Does that help or confuse?

Please note that limits and guarantees can give much more granular/correct control. In Traditional QoS polices you can even make those limits and guarantees effective per-connection.

Also, prior to R77.10, deploying QoS will preclude/disable acceleration technologies (SecureXL and CoreXL). This can have a major impact on gateways that depend on the performance gains. Even after R77.10 you'll have to follow SK98229 (ttps://supportcenter.checkpoint.com/supportcenter/portal?eventSubmit_doGoviewsolutiondetails=&solutionid=sk98229) to enable acceleration technology support for QoS.

It's all pretty well documented in the QoS Admin Guide (https://sc1.checkpoint.com/documents/R77.10/CP_R77.10_QoS_WebAdminGuide/html_frameset.htm).
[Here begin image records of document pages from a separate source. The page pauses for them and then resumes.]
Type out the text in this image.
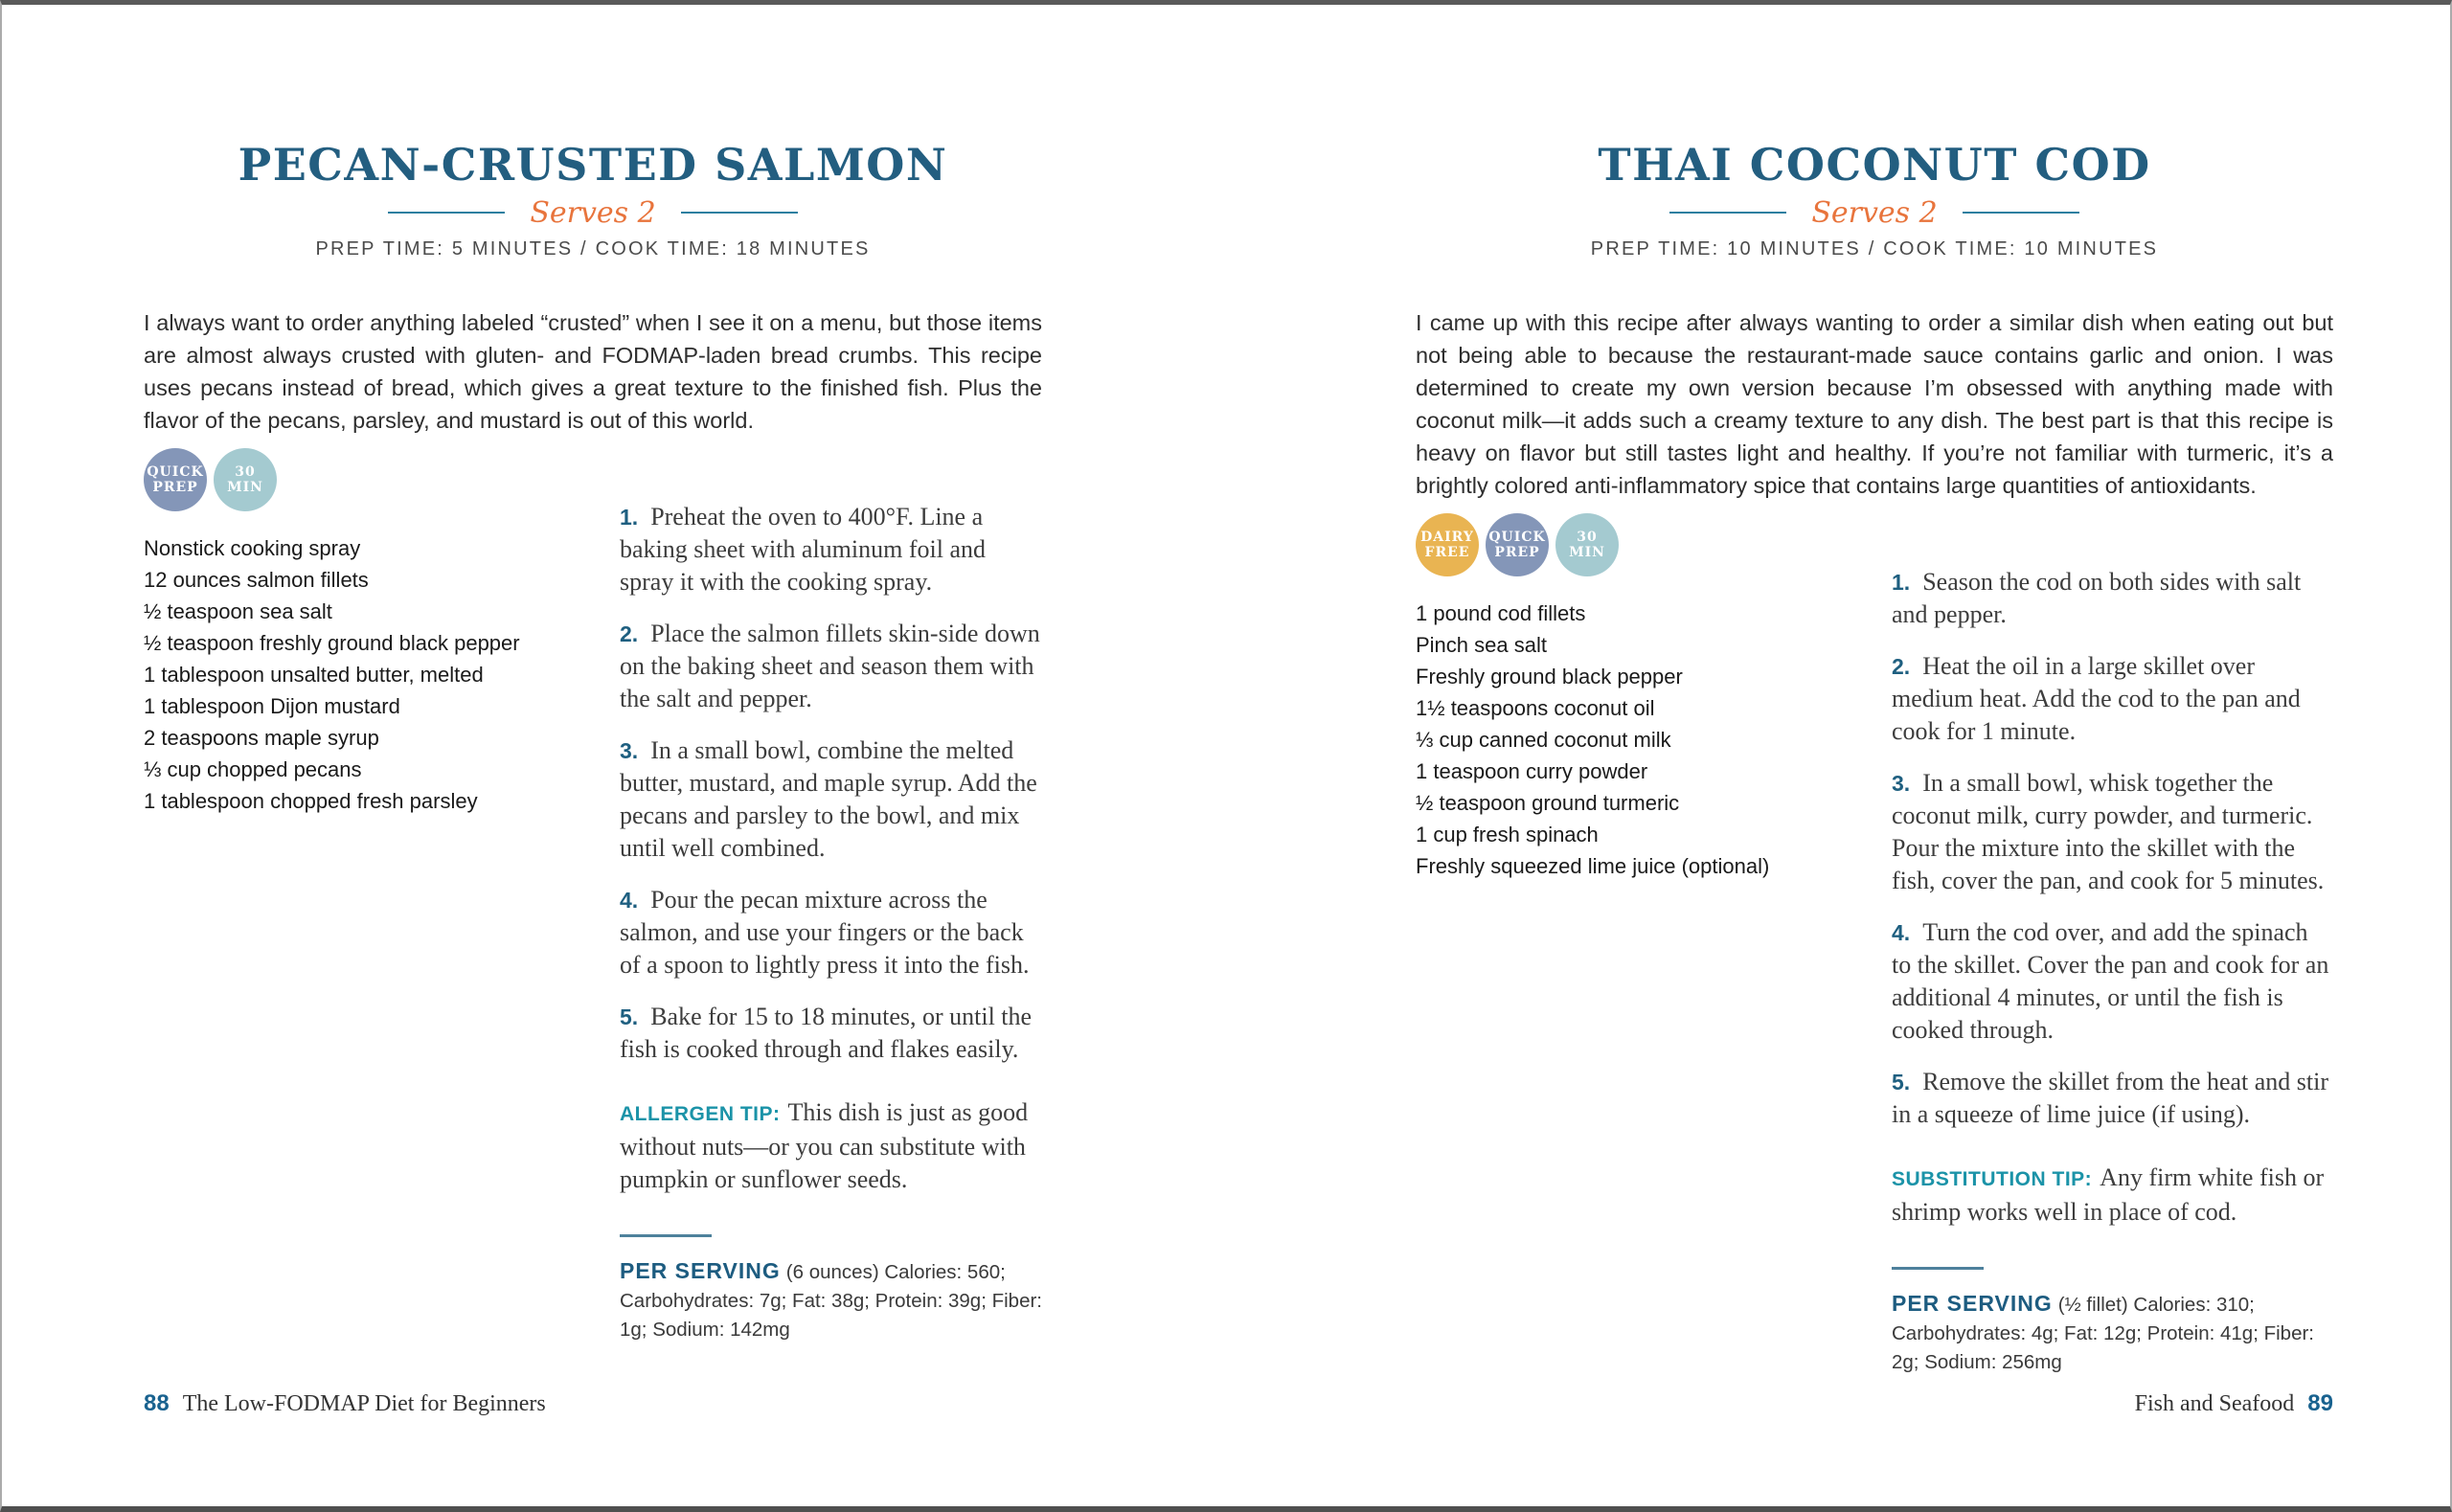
PECAN-CRUSTED SALMON
Serves 2
PREP TIME: 5 MINUTES / COOK TIME: 18 MINUTES
I always want to order anything labeled “crusted” when I see it on a menu, but those items are almost always crusted with gluten- and FODMAP-laden bread crumbs. This recipe uses pecans instead of bread, which gives a great texture to the finished fish. Plus the flavor of the pecans, parsley, and mustard is out of this world.
QUICK
PREP
30
MIN
Nonstick cooking spray
12 ounces salmon fillets
½ teaspoon sea salt
½ teaspoon freshly ground black pepper
1 tablespoon unsalted butter, melted
1 tablespoon Dijon mustard
2 teaspoons maple syrup
⅓ cup chopped pecans
1 tablespoon chopped fresh parsley

1. Preheat the oven to 400°F. Line a baking sheet with aluminum foil and spray it with the cooking spray.

2. Place the salmon fillets skin-side down on the baking sheet and season them with the salt and pepper.

3. In a small bowl, combine the melted butter, mustard, and maple syrup. Add the pecans and parsley to the bowl, and mix until well combined.

4. Pour the pecan mixture across the salmon, and use your fingers or the back of a spoon to lightly press it into the fish.

5. Bake for 15 to 18 minutes, or until the fish is cooked through and flakes easily.

ALLERGEN TIP: This dish is just as good without nuts—or you can substitute with pumpkin or sunflower seeds.
PER SERVING (6 ounces) Calories: 560; Carbohydrates: 7g; Fat: 38g; Protein: 39g; Fiber: 1g; Sodium: 142mg
88 The Low-FODMAP Diet for Beginners
THAI COCONUT COD
Serves 2
PREP TIME: 10 MINUTES / COOK TIME: 10 MINUTES
I came up with this recipe after always wanting to order a similar dish when eating out but not being able to because the restaurant-made sauce contains garlic and onion. I was determined to create my own version because I’m obsessed with anything made with coconut milk—it adds such a creamy texture to any dish. The best part is that this recipe is heavy on flavor but still tastes light and healthy. If you’re not familiar with turmeric, it’s a brightly colored anti-inflammatory spice that contains large quantities of antioxidants.
DAIRY
FREE
QUICK
PREP
30
MIN
1 pound cod fillets
Pinch sea salt
Freshly ground black pepper
1½ teaspoons coconut oil
⅓ cup canned coconut milk
1 teaspoon curry powder
½ teaspoon ground turmeric
1 cup fresh spinach
Freshly squeezed lime juice (optional)

1. Season the cod on both sides with salt and pepper.

2. Heat the oil in a large skillet over medium heat. Add the cod to the pan and cook for 1 minute.

3. In a small bowl, whisk together the coconut milk, curry powder, and turmeric. Pour the mixture into the skillet with the fish, cover the pan, and cook for 5 minutes.

4. Turn the cod over, and add the spinach to the skillet. Cover the pan and cook for an additional 4 minutes, or until the fish is cooked through.

5. Remove the skillet from the heat and stir in a squeeze of lime juice (if using).

SUBSTITUTION TIP: Any firm white fish or shrimp works well in place of cod.
PER SERVING (½ fillet) Calories: 310; Carbohydrates: 4g; Fat: 12g; Protein: 41g; Fiber: 2g; Sodium: 256mg
Fish and Seafood 89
Let me know if you have more specific questions.

-E

One other peculiarity with weights is the following:

- Suppose Rule 1 is using its entire allocated 1Gbps but is pushing for more
- Suppose Rule 2 is only using 2Gbps of the 4Gbps allocated by weight
- Suppose Rule 3 is only using 1Gbps of the 5Gbps allocated by weight

At least temporarily, Rule 1 is allowed to consume more than its assigned 1Gbps because the other rules are not using all of their assigned bandwidth. Should Rules 2 and 3 suddenly start consuming all of their allocated bandwidth Rule 1 will be crammed back into its assigned 1Gbps via selective dropping of its packets to make the sending TCP stacks matching Rule 1 slow back down. So the bandwidth assigned by weights is really only being used exactly that way if all matching rules are using absolutely all of their assigned bandwidth; a great feature of using just weights is that if there is idle bandwidth somewhere and some connection wants it, bandwidth is never wasted. However now suppose a Limit of 500Mbps is added to Rule 1 in addition to its 10 weight. Rule 1 may use less than 500Mbps, but under no circumstances may it ever go above 500Mbps even if there is idle bandwidth available. With limits imposed idle bandwidth can most definitely go to waste. Guarantees can also waste bandwidth since when they are active no other rule may ever intrude into that guaranteed bandwidth even if very little of it is actually being used.

EricAnderson
2015-01-31, 01:19
Yes. I guess I simplified a bit too much. I should have mentioned (and will add now) that my examples assume that each active rule is vying for more bandwidth than is available. QoS will not leave bandwidth unused simply because an underutilized rule is "overweighted" (I love making up words).

And yes, incorrect/excessive use of limits can leave bandwidth un-utilized, and guarantees can leave you oversubscribed (sometimes resulting in verification failures).

It's a very tricky (but interesting) topic. Thanks for filling in the gaps.